SETELAH TERIMA TAMU MALAM DITANGKAP KPK

Ketua DPD RI, Irman Gusman, keluar dari gedung KPK Jakarta menuju ke mobil tahanan KPK usai diperiksa, Sabtu (17/9).
Ketua DPD RI, Irman Gusman, keluar dari gedung KPK Jakarta menuju ke mobil tahanan KPK usai diperiksa, Sabtu (17/9).

KEPALA Pemberitaan dan Publikasi Komisi Pemberantasan Korupsi (KPK), Priharsa Nugraha, menegaskan bahwa jumlah nominal uang tidak menjadi ukuran bagi pihaknya melakukan operasi tangkap tangan (OTT) terhadap tersangka kasus korupsi.

Hal itu diungkapkan Priharsa menanggapi tudingan-tudingan terhadap KPK yang dianggap hanya mengungkap dan menangkap tersangka kasus korupsi yang nominalnya kecil-kecil saja.
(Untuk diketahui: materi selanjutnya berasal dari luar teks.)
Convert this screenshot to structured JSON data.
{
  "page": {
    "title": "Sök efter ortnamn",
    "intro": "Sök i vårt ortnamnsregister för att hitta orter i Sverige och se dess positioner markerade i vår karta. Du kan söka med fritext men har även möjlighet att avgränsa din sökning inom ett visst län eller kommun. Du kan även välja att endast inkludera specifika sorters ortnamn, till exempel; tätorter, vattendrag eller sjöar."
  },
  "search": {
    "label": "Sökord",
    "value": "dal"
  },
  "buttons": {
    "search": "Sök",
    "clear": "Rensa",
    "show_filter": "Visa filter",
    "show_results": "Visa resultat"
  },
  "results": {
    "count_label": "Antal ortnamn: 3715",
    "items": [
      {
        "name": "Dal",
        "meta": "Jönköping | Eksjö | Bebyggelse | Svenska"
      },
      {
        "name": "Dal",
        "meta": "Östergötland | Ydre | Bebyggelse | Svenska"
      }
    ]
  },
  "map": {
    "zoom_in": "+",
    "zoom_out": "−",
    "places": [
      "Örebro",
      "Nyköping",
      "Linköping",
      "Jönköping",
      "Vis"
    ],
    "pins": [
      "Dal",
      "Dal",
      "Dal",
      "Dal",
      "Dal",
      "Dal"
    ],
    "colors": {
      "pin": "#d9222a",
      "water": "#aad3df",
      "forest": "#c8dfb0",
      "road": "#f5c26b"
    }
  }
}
Dalam kasus Ketua Dewan Perwakilan Daerah Republik Indonesia (DPD RI), Irman Gusman, misalnya. Barang bukti Rp 100 juta dari OTT di kediamannya itu dinilai kecil oleh sejumlah pihak.

Menurut Priharsa, tindakan Irman Gusman menerima suap dari Direktur CV Semesta Berjaya, Xaveriandy Sutanto, menjadi dasar OTT yang dilakukan KPK. “Yang jadi dasar KPK adalah perbuatannya. Perbuatan yang bersangkutan diduga menerima suap dan itu bertentangan dengan kewajibannya dan aturan,” ujar Priharsa di KPK, Selasa (20/9).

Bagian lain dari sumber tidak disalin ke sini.